Republican News · Thursday 1 July 1999

[An Phoblacht]

Tensions high after Garvaghy march ban

Tension throughout the Six Counties has risen following the 29 June Parades Commission ruling banning Orangemen from marching down the nationalist Garvaghy Road next Sunday, 4 July.

Almost immediately, the Orange Volunteers and Red Hand Defenders issued a joint statement warning of attacks on those involved in the ``sell out''. According to the loyalists groups' statements, their units were being ``put on standby from midnight''. Sinn Fein's Gerry Kelly has urged nationalists to be calm in the face of these threats from the Red Hand Defenders and Orange Volunteers. He said: ``Given that these groups have been responsible for scores of attacks on Catholics, including deaths, I would urge vigilance and calm at this difficult and dangerous time.'' In the early hours of Tuesday morning, loyalists attacked a Catholic woman and her young son in Finaghy in South Belfast, pushing a pipe bomb through the letter box of her door.

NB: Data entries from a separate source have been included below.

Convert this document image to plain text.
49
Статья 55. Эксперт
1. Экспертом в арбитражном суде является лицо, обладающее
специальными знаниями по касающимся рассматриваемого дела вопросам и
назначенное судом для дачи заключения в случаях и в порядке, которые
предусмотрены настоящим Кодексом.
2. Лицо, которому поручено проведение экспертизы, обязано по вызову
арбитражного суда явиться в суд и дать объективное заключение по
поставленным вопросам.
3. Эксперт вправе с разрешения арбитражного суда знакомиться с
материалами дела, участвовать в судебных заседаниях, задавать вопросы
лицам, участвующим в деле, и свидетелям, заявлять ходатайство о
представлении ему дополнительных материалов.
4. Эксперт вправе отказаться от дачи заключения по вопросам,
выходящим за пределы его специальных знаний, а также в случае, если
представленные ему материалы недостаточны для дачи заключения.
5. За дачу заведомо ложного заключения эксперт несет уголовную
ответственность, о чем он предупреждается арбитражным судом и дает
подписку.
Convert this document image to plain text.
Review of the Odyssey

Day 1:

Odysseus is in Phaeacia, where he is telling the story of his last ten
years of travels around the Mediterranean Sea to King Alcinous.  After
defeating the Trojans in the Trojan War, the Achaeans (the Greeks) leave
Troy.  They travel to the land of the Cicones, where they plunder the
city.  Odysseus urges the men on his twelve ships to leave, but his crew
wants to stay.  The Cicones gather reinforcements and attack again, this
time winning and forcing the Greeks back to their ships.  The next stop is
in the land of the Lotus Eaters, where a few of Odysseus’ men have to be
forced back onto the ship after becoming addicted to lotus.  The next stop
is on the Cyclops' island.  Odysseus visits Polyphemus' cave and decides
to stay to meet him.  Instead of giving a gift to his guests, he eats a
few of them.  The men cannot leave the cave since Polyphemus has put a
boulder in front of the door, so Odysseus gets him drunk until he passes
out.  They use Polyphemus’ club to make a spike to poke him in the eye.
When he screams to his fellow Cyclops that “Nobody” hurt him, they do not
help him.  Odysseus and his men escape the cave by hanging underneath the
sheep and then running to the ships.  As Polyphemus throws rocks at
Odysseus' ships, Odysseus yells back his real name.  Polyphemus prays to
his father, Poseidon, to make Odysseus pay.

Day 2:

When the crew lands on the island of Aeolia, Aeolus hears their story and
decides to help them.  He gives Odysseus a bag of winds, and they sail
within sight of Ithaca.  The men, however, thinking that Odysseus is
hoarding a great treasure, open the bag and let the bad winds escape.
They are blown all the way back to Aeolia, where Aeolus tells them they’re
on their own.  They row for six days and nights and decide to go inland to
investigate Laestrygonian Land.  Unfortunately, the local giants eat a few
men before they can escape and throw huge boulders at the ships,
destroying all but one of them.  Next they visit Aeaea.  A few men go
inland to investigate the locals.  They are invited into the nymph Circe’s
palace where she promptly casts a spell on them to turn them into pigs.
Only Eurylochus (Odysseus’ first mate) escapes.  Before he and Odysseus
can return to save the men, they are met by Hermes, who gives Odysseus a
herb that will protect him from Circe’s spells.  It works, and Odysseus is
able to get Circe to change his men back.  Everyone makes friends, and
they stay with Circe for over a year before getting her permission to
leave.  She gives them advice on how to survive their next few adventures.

Within hours of the commission ruling, up to 1,000 Orangemen attempted to march down the Garvaghy Road. Denis Watson, County Grand Master of Armagh, announced that the County Armagh Lodge would be at Drumcree for 12 July instead of Killlylea in a direct response to the Parades Commission's ruling. ``We are going into dark days once again and I would appeal to ensure that there is unity within this institution and that we stand together until our rights are restored,'' he said, in a statement that can only confirm the fear that another lengthy standoff at Drumcree is imminent.

Sinn Féin Assembly member Dara O'Hagan, welcoming the Parade Commission's ruling said: ``In the context of a twelve-month siege and of massive intimidation and sectarian harassment by the Orange Order and its supporters, it is the correct and only decision that could have been made. Direct dialogue is the only way to resolve this issue.'' However, Portadown District Master Harold Gracey has stated that ``under no circumstances'' would he engage in dialogue with residents' spokesperson Breandán Mac Cionnaith again, demonstrating the Orange Order's continuing refusal to resolve the parades issue.

The Parades Commission ruling came at a time of increasing unease among nationalists, fearful that the Orange Order was intent on raising the temperature if the Drumcree ruling went against the Portadown Orangemen.

On Saturday 26 June, it was revealed that the Orange Order has applied for a further 1,300 parades in the next six weeks. A Parades Commission spokesperson confirmed that the Orange Order had indeed applied for the extra 1,300 parades throughout the North and that the commission was ``working its way through them''.

Orange Order spokesperson attempted to justify the parades by saying they were ``an expression of Orange culture'', but nationalists see the extra parades as an obvious attempt to further inflame an already tense situation. Now, nationalist communities throughout the North are bracing themselves for a summer of conflict, especially those communities targeted by the Orange Order in literature they published at an ``evening of culture'' in the Waterfront Hall in Belfast in March, areas such as Bellaghy, Dunloy, Newtownbutler, and Roslea, predominantly nationalist towns which have opposed Orange parades in the past.


Orange Parades pass through nationalist areas

Nationalist areas in the Six Counties were unenthusiastic witnesses to a number of Orange Parades last weekend, marches which went ahead largely due to the RUC's saturation of nationalist areas.

In the Springfield Road in West Belfast on 26 June, an Orange march passed off without incident. At a peaceful protest staged by nationalists, hemmed in behind a large RUC blockade, Garvaghy Road Residents Coalition spokesperson Breandán Mac Cionnaith called on nationalists to stand together in a show of strength on the parades issue.

He said: ``It should no longer be left to the local communities to defend their rights - we need a Six-County organisation to stand up to the Orange Order.'' Springfield Road Residents' spokesperson John McGivern described the march as ``a total insult'' to the residents of the area and repeated the call for nationalists to stand together against the Orange Order.

Meanwhile, a contentious Orange parade also passed through the County Tyrone village of Mountfield. Residents' spokesperson for the area Barney McAleer described the Orange march through the 100% nationalist village on 27 June as nothing more than ``an Orange coat-trailing exercise which had little to do with religion''. He further stated that nationalist residents had tried to accommodate the Orange Order but had been met by an adamant refusal to engage in dialogue.